The adults are referred to as sawflies, due to the serrated appendage on the female’s abdomen, which she uses in egg-laying. They are not easy to recognize and impractical to trap, so treatment involves dealing with the larvae directly. Recommended rose slug eradication measures include hand-picking and pyrethrin spray. Because the pest is not “lepidopterous” (i.e.a moth or butterfly), Bt. caterpillar sprays will not work.

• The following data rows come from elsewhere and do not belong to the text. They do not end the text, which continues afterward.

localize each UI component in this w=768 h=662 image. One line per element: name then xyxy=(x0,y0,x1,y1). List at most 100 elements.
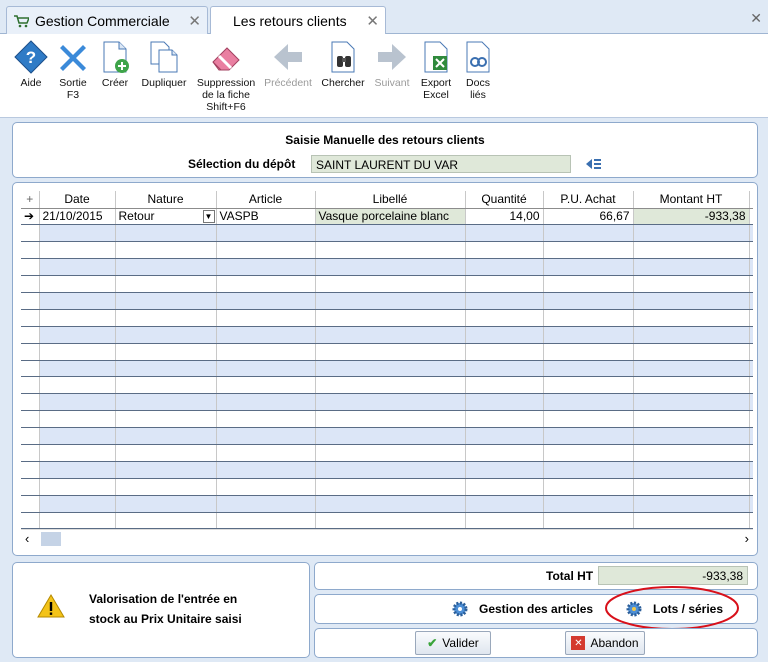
horizontal-scrollbar[interactable]: ‹ › xyxy=(21,529,753,547)
docs-lies-button[interactable]: Docs liés xyxy=(450,40,506,101)
empty-cell[interactable] xyxy=(543,427,634,445)
column-header[interactable]: Nature xyxy=(115,191,217,209)
empty-cell[interactable] xyxy=(39,461,116,479)
table-row[interactable] xyxy=(21,478,753,496)
table-row[interactable] xyxy=(21,495,753,513)
empty-cell[interactable] xyxy=(543,326,634,344)
empty-cell[interactable] xyxy=(749,292,753,310)
table-row[interactable] xyxy=(21,427,753,445)
empty-cell[interactable] xyxy=(315,427,466,445)
empty-cell[interactable] xyxy=(465,275,544,293)
close-icon[interactable]: ✕ xyxy=(188,12,201,30)
cell-pu-achat[interactable]: 66,67 xyxy=(543,208,634,226)
empty-cell[interactable] xyxy=(315,410,466,429)
table-row[interactable] xyxy=(21,376,753,395)
empty-cell[interactable] xyxy=(749,512,753,530)
empty-cell[interactable] xyxy=(633,241,750,260)
empty-cell[interactable] xyxy=(633,444,750,462)
empty-cell[interactable] xyxy=(543,461,634,479)
empty-cell[interactable] xyxy=(465,224,544,243)
empty-cell[interactable] xyxy=(315,326,466,344)
empty-cell[interactable] xyxy=(749,461,753,479)
empty-cell[interactable] xyxy=(39,376,116,395)
empty-cell[interactable] xyxy=(465,376,544,395)
empty-cell[interactable] xyxy=(543,241,634,260)
empty-cell[interactable] xyxy=(115,427,217,445)
scroll-thumb[interactable] xyxy=(41,532,61,546)
empty-cell[interactable] xyxy=(543,478,634,496)
empty-cell[interactable] xyxy=(216,326,316,344)
cell-quantite[interactable]: 14,00 xyxy=(465,208,544,226)
table-row[interactable] xyxy=(21,258,753,277)
precedent-button[interactable]: Précédent xyxy=(260,40,316,89)
table-row[interactable] xyxy=(21,512,753,530)
empty-cell[interactable] xyxy=(39,478,116,496)
empty-cell[interactable] xyxy=(465,495,544,513)
tab-gestion-commerciale[interactable]: Gestion Commerciale ✕ xyxy=(6,6,208,34)
empty-cell[interactable] xyxy=(465,292,544,310)
empty-cell[interactable] xyxy=(749,376,753,395)
empty-cell[interactable] xyxy=(465,427,544,445)
empty-cell[interactable] xyxy=(216,495,316,513)
column-header[interactable]: Article xyxy=(216,191,316,209)
empty-cell[interactable] xyxy=(543,360,634,378)
scroll-right-icon[interactable]: › xyxy=(745,531,749,546)
column-header[interactable]: Montant HT xyxy=(633,191,750,209)
empty-cell[interactable] xyxy=(633,326,750,344)
chercher-button[interactable]: Chercher xyxy=(315,40,371,89)
empty-cell[interactable] xyxy=(216,376,316,395)
table-row[interactable] xyxy=(21,309,753,327)
dupliquer-button[interactable]: Dupliquer xyxy=(136,40,192,89)
empty-cell[interactable] xyxy=(216,478,316,496)
gestion-articles-button[interactable]: Gestion des articles xyxy=(451,598,593,620)
empty-cell[interactable] xyxy=(39,427,116,445)
empty-cell[interactable] xyxy=(543,224,634,243)
empty-cell[interactable] xyxy=(216,224,316,243)
empty-cell[interactable] xyxy=(39,393,116,412)
empty-cell[interactable] xyxy=(465,461,544,479)
add-row-icon[interactable]: + xyxy=(21,191,40,209)
empty-cell[interactable] xyxy=(633,292,750,310)
table-row[interactable] xyxy=(21,343,753,361)
empty-cell[interactable] xyxy=(216,309,316,327)
empty-cell[interactable] xyxy=(39,275,116,293)
empty-cell[interactable] xyxy=(39,309,116,327)
empty-cell[interactable] xyxy=(115,461,217,479)
empty-cell[interactable] xyxy=(115,224,217,243)
empty-cell[interactable] xyxy=(216,343,316,361)
empty-cell[interactable] xyxy=(633,393,750,412)
empty-cell[interactable] xyxy=(633,224,750,243)
empty-cell[interactable] xyxy=(633,495,750,513)
empty-cell[interactable] xyxy=(749,444,753,462)
empty-cell[interactable] xyxy=(39,258,116,277)
empty-cell[interactable] xyxy=(216,393,316,412)
empty-cell[interactable] xyxy=(633,258,750,277)
cell-nature[interactable]: Retour ▼ xyxy=(115,208,217,226)
empty-cell[interactable] xyxy=(216,427,316,445)
empty-cell[interactable] xyxy=(633,478,750,496)
empty-cell[interactable] xyxy=(633,309,750,327)
empty-cell[interactable] xyxy=(543,343,634,361)
empty-cell[interactable] xyxy=(543,512,634,530)
empty-cell[interactable] xyxy=(465,444,544,462)
empty-cell[interactable] xyxy=(115,478,217,496)
empty-cell[interactable] xyxy=(465,326,544,344)
empty-cell[interactable] xyxy=(115,275,217,293)
chevron-down-icon[interactable]: ▼ xyxy=(202,209,215,223)
empty-cell[interactable] xyxy=(543,495,634,513)
column-header[interactable]: Libellé xyxy=(315,191,466,209)
empty-cell[interactable] xyxy=(315,258,466,277)
empty-cell[interactable] xyxy=(115,376,217,395)
empty-cell[interactable] xyxy=(115,292,217,310)
table-row[interactable] xyxy=(21,241,753,260)
empty-cell[interactable] xyxy=(39,326,116,344)
cell-montant-ht[interactable]: -933,38 xyxy=(633,208,750,226)
empty-cell[interactable] xyxy=(39,241,116,260)
empty-cell[interactable] xyxy=(315,512,466,530)
cell-article[interactable]: VASPB xyxy=(216,208,316,226)
empty-cell[interactable] xyxy=(749,478,753,496)
empty-cell[interactable] xyxy=(216,360,316,378)
empty-cell[interactable] xyxy=(543,393,634,412)
empty-cell[interactable] xyxy=(315,275,466,293)
empty-cell[interactable] xyxy=(315,224,466,243)
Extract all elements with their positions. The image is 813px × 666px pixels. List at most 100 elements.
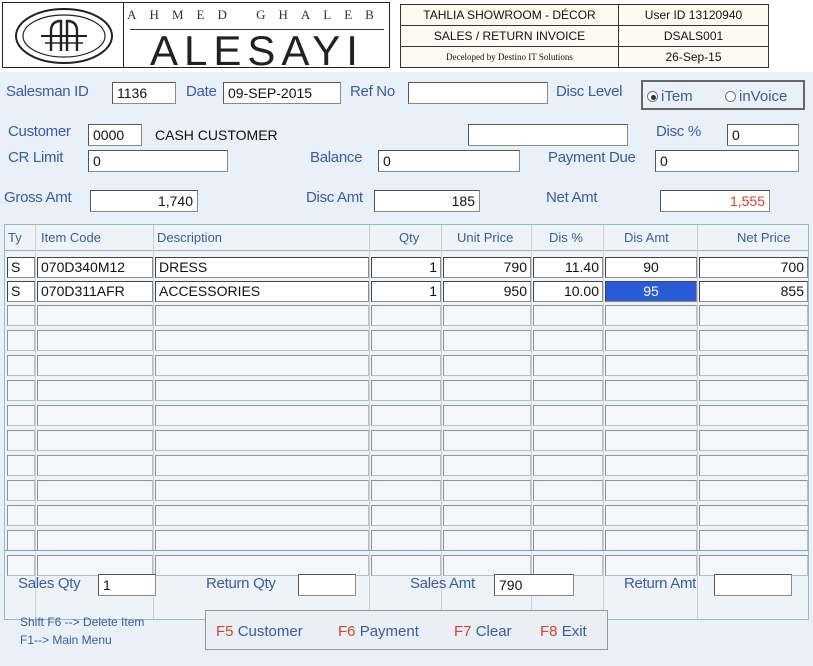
cr-limit-input[interactable]: 0 — [88, 150, 228, 172]
grid-cell-empty[interactable] — [605, 530, 697, 551]
sales-amt-input[interactable]: 790 — [494, 574, 574, 596]
grid-cell-empty[interactable] — [443, 430, 531, 451]
grid-cell-empty[interactable] — [155, 405, 369, 426]
grid-cell-empty[interactable] — [699, 505, 808, 526]
cell-net-price[interactable]: 855 — [699, 281, 808, 302]
grid-cell-empty[interactable] — [443, 505, 531, 526]
grid-cell-empty[interactable] — [155, 505, 369, 526]
balance-input[interactable]: 0 — [378, 150, 520, 172]
grid-cell-empty[interactable] — [37, 555, 153, 576]
grid-cell-empty[interactable] — [699, 555, 808, 576]
grid-cell-empty[interactable] — [371, 355, 441, 376]
cell-description[interactable]: DRESS — [155, 257, 369, 278]
grid-cell-empty[interactable] — [7, 330, 35, 351]
grid-cell-empty[interactable] — [371, 455, 441, 476]
radio-item[interactable]: iTem — [647, 88, 693, 105]
grid-cell-empty[interactable] — [155, 330, 369, 351]
grid-cell-empty[interactable] — [7, 505, 35, 526]
return-amt-input[interactable] — [714, 574, 792, 596]
grid-cell-empty[interactable] — [533, 305, 603, 326]
grid-cell-empty[interactable] — [7, 555, 35, 576]
grid-cell-empty[interactable] — [7, 380, 35, 401]
grid-cell-empty[interactable] — [37, 355, 153, 376]
disc-pct-input[interactable]: 0 — [727, 124, 799, 146]
table-row-empty[interactable] — [5, 303, 808, 327]
grid-cell-empty[interactable] — [699, 330, 808, 351]
grid-cell-empty[interactable] — [155, 380, 369, 401]
grid-cell-empty[interactable] — [443, 355, 531, 376]
cell-dis-amt[interactable]: 90 — [605, 257, 697, 278]
grid-cell-empty[interactable] — [605, 355, 697, 376]
gross-amt-input[interactable]: 1,740 — [90, 190, 198, 212]
grid-cell-empty[interactable] — [37, 480, 153, 501]
grid-cell-empty[interactable] — [605, 380, 697, 401]
return-qty-input[interactable] — [298, 574, 356, 596]
grid-cell-empty[interactable] — [699, 405, 808, 426]
grid-cell-empty[interactable] — [533, 405, 603, 426]
payment-due-input[interactable]: 0 — [655, 150, 799, 172]
customer-code-input[interactable]: 0000 — [88, 124, 142, 146]
grid-cell-empty[interactable] — [533, 555, 603, 576]
grid-cell-empty[interactable] — [605, 555, 697, 576]
sales-qty-input[interactable]: 1 — [98, 574, 156, 596]
grid-cell-empty[interactable] — [605, 480, 697, 501]
ref-no-input[interactable] — [408, 82, 548, 104]
grid-cell-empty[interactable] — [371, 555, 441, 576]
net-amt-input[interactable]: 1,555 — [660, 190, 770, 212]
grid-cell-empty[interactable] — [371, 505, 441, 526]
f6-payment-button[interactable]: F6 Payment — [338, 623, 419, 640]
grid-cell-empty[interactable] — [605, 305, 697, 326]
cell-dis-pct[interactable]: 10.00 — [533, 281, 603, 302]
grid-cell-empty[interactable] — [155, 355, 369, 376]
table-row-empty[interactable] — [5, 403, 808, 427]
grid-cell-empty[interactable] — [7, 430, 35, 451]
table-row-empty[interactable] — [5, 528, 808, 552]
cell-qty[interactable]: 1 — [371, 281, 441, 302]
cell-dis-pct[interactable]: 11.40 — [533, 257, 603, 278]
grid-cell-empty[interactable] — [605, 330, 697, 351]
cell-item-code[interactable]: 070D340M12 — [37, 257, 153, 278]
grid-cell-empty[interactable] — [533, 530, 603, 551]
grid-cell-empty[interactable] — [7, 305, 35, 326]
grid-cell-empty[interactable] — [371, 480, 441, 501]
grid-cell-empty[interactable] — [533, 480, 603, 501]
grid-cell-empty[interactable] — [37, 530, 153, 551]
table-row-empty[interactable] — [5, 453, 808, 477]
grid-cell-empty[interactable] — [443, 530, 531, 551]
grid-cell-empty[interactable] — [371, 305, 441, 326]
grid-cell-empty[interactable] — [7, 530, 35, 551]
cell-item-code[interactable]: 070D311AFR — [37, 281, 153, 302]
grid-cell-empty[interactable] — [371, 405, 441, 426]
grid-cell-empty[interactable] — [605, 430, 697, 451]
table-row-empty[interactable] — [5, 328, 808, 352]
table-row-empty[interactable] — [5, 378, 808, 402]
grid-cell-empty[interactable] — [443, 380, 531, 401]
grid-cell-empty[interactable] — [37, 405, 153, 426]
cell-qty[interactable]: 1 — [371, 257, 441, 278]
cell-ty[interactable]: S — [7, 281, 35, 302]
grid-cell-empty[interactable] — [371, 330, 441, 351]
grid-cell-empty[interactable] — [37, 505, 153, 526]
grid-cell-empty[interactable] — [699, 530, 808, 551]
cell-unit-price[interactable]: 790 — [443, 257, 531, 278]
grid-cell-empty[interactable] — [37, 305, 153, 326]
grid-cell-empty[interactable] — [443, 405, 531, 426]
table-row-empty[interactable] — [5, 428, 808, 452]
salesman-id-input[interactable]: 1136 — [112, 82, 176, 104]
grid-cell-empty[interactable] — [533, 380, 603, 401]
grid-cell-empty[interactable] — [37, 330, 153, 351]
grid-cell-empty[interactable] — [443, 305, 531, 326]
radio-invoice[interactable]: inVoice — [725, 88, 787, 105]
grid-cell-empty[interactable] — [533, 505, 603, 526]
grid-cell-empty[interactable] — [155, 455, 369, 476]
table-row-empty[interactable] — [5, 353, 808, 377]
grid-cell-empty[interactable] — [371, 380, 441, 401]
grid-cell-empty[interactable] — [605, 505, 697, 526]
grid-cell-empty[interactable] — [699, 430, 808, 451]
grid-cell-empty[interactable] — [155, 555, 369, 576]
grid-cell-empty[interactable] — [7, 455, 35, 476]
table-row[interactable]: S 070D311AFR ACCESSORIES 1 950 10.00 95 … — [5, 279, 808, 303]
grid-cell-empty[interactable] — [443, 455, 531, 476]
grid-cell-empty[interactable] — [7, 355, 35, 376]
table-row-empty[interactable] — [5, 503, 808, 527]
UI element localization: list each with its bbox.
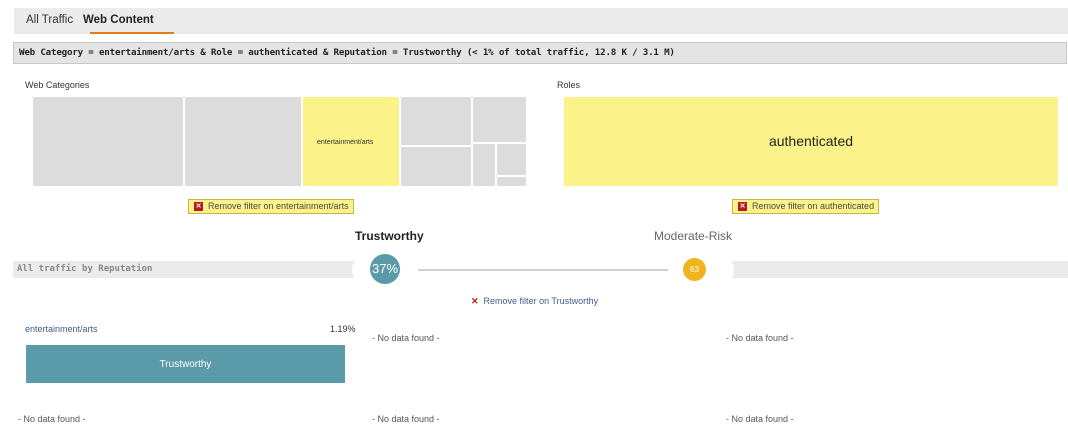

Holes in rose leaves can also be caused by other agents. Neat, round holes about 3/8″ across may appear singly or in groups, with the damage always starting at the leaf edge. These are caused by female leaf-cutting bees, which resemble honeybees, except that they store pollen on the underside of the abdomen instead of in “pollen baskets” on the legs. They often nest in natural hollows in wood or underground cracks, and line their nests with the cut pieces as a food source for their young.
There is no practical way of dealing with this bee damage, other than encasing the entire plant in fine netting, so focus instead on the charming industry of the mother bee, and how the damage to your rose bush pales in comparison. However, leaf-cutting bees occasionally burrow into the cut ends of rose canes to nest, causing the attached shoots to wilt and die. Any canes so affected should be cut well below the wilting and disposed of. You can prevent this damage by applying Elmer’s or similar glue to the cut ends of the canes.